Many of the photos in this show are familiar, in particular work by Stephen Shore, Dan Graham and David Wojnarowicz. But it's the pacing and way in which works by different artists play off one another that really makes the show so magnetic. Of special interest were Rhona Bitners' images from her series Listen, which is a collection of color images depicting famous and not so famous punk music venues, including CBGBs. The absence of people and the extreme state of disrepair in some of these places inspire a melancholy feeling reminiscent of William Eggleston's view of Graceland.

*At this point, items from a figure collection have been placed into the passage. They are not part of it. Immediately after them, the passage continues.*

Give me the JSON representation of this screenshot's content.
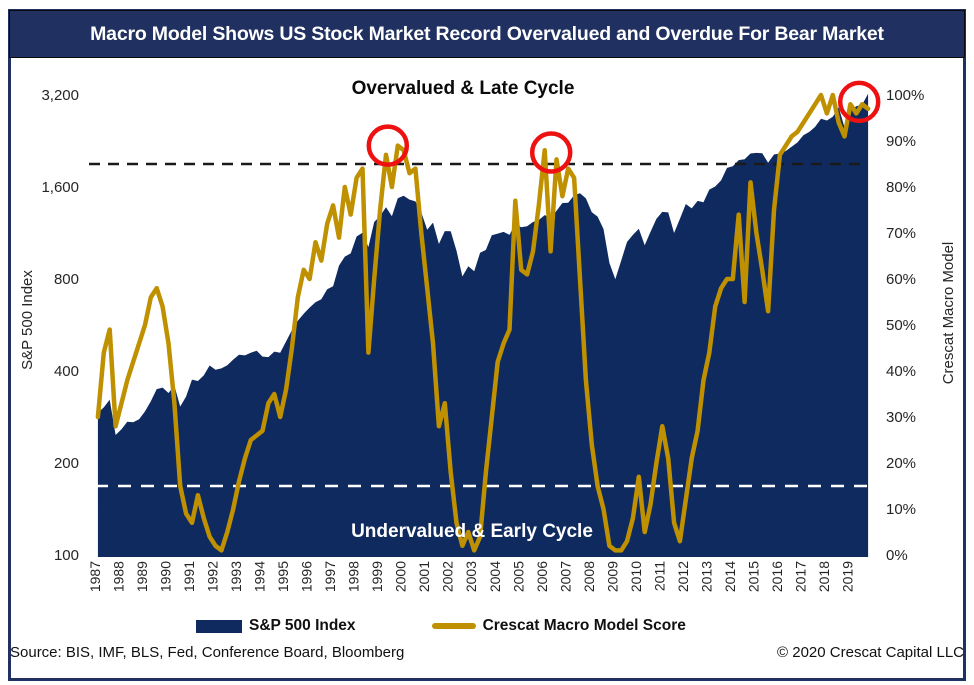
{
  "banner": {
    "title": "Macro Model Shows US Stock Market Record Overvalued and Overdue For Bear Market"
  },
  "annotations": {
    "top_zone": "Overvalued & Late Cycle",
    "bottom_zone": "Undervalued & Early Cycle"
  },
  "legend": {
    "sp500_label": "S&P 500 Index",
    "macro_label": "Crescat Macro Model Score"
  },
  "footer": {
    "source": "Source: BIS, IMF, BLS, Fed, Conference Board, Bloomberg",
    "copyright": "© 2020 Crescat Capital LLC"
  },
  "colors": {
    "banner_navy": "#1f3061",
    "area_navy": "#0e2a5e",
    "gold": "#bf9000",
    "circle_red": "#ee1111",
    "dash_black": "#1a1a1a",
    "dash_white": "#ffffff",
    "tick_text": "#262626"
  },
  "chart_data": {
    "type": "area+line",
    "title": "Overvalued & Late Cycle / Undervalued & Early Cycle (zones)",
    "x": {
      "start_year": 1987,
      "end_year": 2019,
      "points_per_year": 4,
      "total_years": 33
    },
    "x_axis": {
      "labels": [
        "1987",
        "1988",
        "1989",
        "1990",
        "1991",
        "1992",
        "1993",
        "1994",
        "1995",
        "1996",
        "1997",
        "1998",
        "1999",
        "2000",
        "2001",
        "2002",
        "2003",
        "2004",
        "2005",
        "2006",
        "2007",
        "2008",
        "2009",
        "2010",
        "2011",
        "2012",
        "2013",
        "2014",
        "2015",
        "2016",
        "2017",
        "2018",
        "2019"
      ]
    },
    "left_axis": {
      "label": "S&P 500 Index",
      "scale": "log2",
      "range": [
        100,
        3200
      ],
      "ticks": [
        {
          "label": "3,200",
          "value": 3200
        },
        {
          "label": "1,600",
          "value": 1600
        },
        {
          "label": "800",
          "value": 800
        },
        {
          "label": "400",
          "value": 400
        },
        {
          "label": "200",
          "value": 200
        },
        {
          "label": "100",
          "value": 100
        }
      ]
    },
    "right_axis": {
      "label": "Crescat Macro Model",
      "scale": "linear",
      "range": [
        0,
        100
      ],
      "ticks": [
        {
          "label": "100%",
          "value": 100
        },
        {
          "label": "90%",
          "value": 90
        },
        {
          "label": "80%",
          "value": 80
        },
        {
          "label": "70%",
          "value": 70
        },
        {
          "label": "60%",
          "value": 60
        },
        {
          "label": "50%",
          "value": 50
        },
        {
          "label": "40%",
          "value": 40
        },
        {
          "label": "30%",
          "value": 30
        },
        {
          "label": "20%",
          "value": 20
        },
        {
          "label": "10%",
          "value": 10
        },
        {
          "label": "0%",
          "value": 0
        }
      ]
    },
    "series": [
      {
        "name": "S&P 500 Index",
        "type": "area",
        "axis": "left",
        "color": "#0e2a5e",
        "values": [
          292,
          304,
          322,
          247,
          258,
          273,
          272,
          278,
          295,
          318,
          349,
          353,
          339,
          358,
          306,
          330,
          375,
          371,
          387,
          417,
          404,
          408,
          418,
          436,
          452,
          450,
          459,
          466,
          446,
          444,
          463,
          459,
          500,
          544,
          584,
          616,
          645,
          671,
          687,
          741,
          757,
          885,
          947,
          970,
          1102,
          1134,
          1017,
          1229,
          1286,
          1373,
          1283,
          1469,
          1499,
          1455,
          1436,
          1320,
          1160,
          1224,
          1041,
          1148,
          1147,
          990,
          815,
          880,
          848,
          975,
          996,
          1112,
          1126,
          1141,
          1115,
          1212,
          1181,
          1191,
          1229,
          1248,
          1295,
          1270,
          1336,
          1418,
          1421,
          1503,
          1527,
          1468,
          1323,
          1280,
          1166,
          903,
          798,
          919,
          1057,
          1115,
          1169,
          1031,
          1141,
          1258,
          1326,
          1321,
          1131,
          1258,
          1408,
          1362,
          1441,
          1426,
          1569,
          1606,
          1682,
          1848,
          1872,
          1960,
          1972,
          2059,
          2068,
          2063,
          1920,
          2044,
          2060,
          2099,
          2168,
          2239,
          2363,
          2423,
          2519,
          2674,
          2641,
          2718,
          2914,
          2507,
          2834,
          2942,
          2977,
          3231
        ]
      },
      {
        "name": "Crescat Macro Model Score",
        "type": "line",
        "axis": "right",
        "color": "#bf9000",
        "values": [
          30,
          44,
          49,
          28,
          33,
          38,
          42,
          46,
          50,
          56,
          58,
          54,
          46,
          33,
          15,
          9,
          7,
          13,
          8,
          4,
          2,
          1,
          5,
          10,
          16,
          21,
          25,
          26,
          27,
          33,
          35,
          30,
          36,
          45,
          56,
          62,
          60,
          68,
          64,
          72,
          76,
          69,
          80,
          74,
          82,
          84,
          44,
          60,
          75,
          87,
          80,
          89,
          88,
          83,
          84,
          70,
          58,
          46,
          28,
          33,
          18,
          7,
          2,
          5,
          1,
          4,
          18,
          30,
          42,
          46,
          49,
          77,
          62,
          61,
          66,
          76,
          88,
          66,
          86,
          78,
          84,
          82,
          60,
          38,
          24,
          15,
          10,
          2,
          1,
          1,
          3,
          8,
          17,
          5,
          11,
          20,
          28,
          21,
          7,
          3,
          12,
          21,
          27,
          38,
          44,
          54,
          58,
          60,
          60,
          74,
          55,
          81,
          70,
          62,
          53,
          75,
          87,
          89,
          91,
          92,
          94,
          96,
          98,
          100,
          96,
          100,
          94,
          91,
          98,
          96,
          98,
          97
        ]
      }
    ],
    "thresholds": [
      {
        "name": "overvalued-threshold",
        "pct": 85,
        "style": "dashed",
        "color": "#1a1a1a"
      },
      {
        "name": "undervalued-threshold",
        "pct": 15,
        "style": "dashed",
        "color": "#ffffff"
      }
    ],
    "highlight_circles": [
      {
        "year": 1999.45,
        "pct": 89,
        "r": 19
      },
      {
        "year": 2006.4,
        "pct": 87.5,
        "r": 19
      },
      {
        "year": 2019.5,
        "pct": 98.5,
        "r": 19
      }
    ],
    "grid": false,
    "legend_position": "bottom"
  }
}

A series of collages by Meredyth Sparks, done using appropriated photographs made in the early 70's, include a reworked image of David Bowie from his Glam Rock days, which is mounted on a light box with tiny holes punched through it and overlaid with lines and polygons in foil, glitter and vinyl.
Both Rhona Bitner and Meredyth Sparks - artists who are new to me - live and work in Brooklyn. That's what's so great about Arles; you can go half way around the world to discover people from your own back yard. Then there is the sheer volume of things to see - and the fact is that you can catch a late dinner in Place du Forum, then at 11 o'clock take in a slide show at the open air Roman Theater. The setting is definitely half the fun.
Les Rencontres d'Arles opening week, with festival events and workshops, continues through July 13; the 60 exhibitions on view continue through September 19th 2010.
Tom Wool is a New York based photographer whose work from the Rombuk Valley in Tibet continues through July 26th at the Rubin Museum of Art.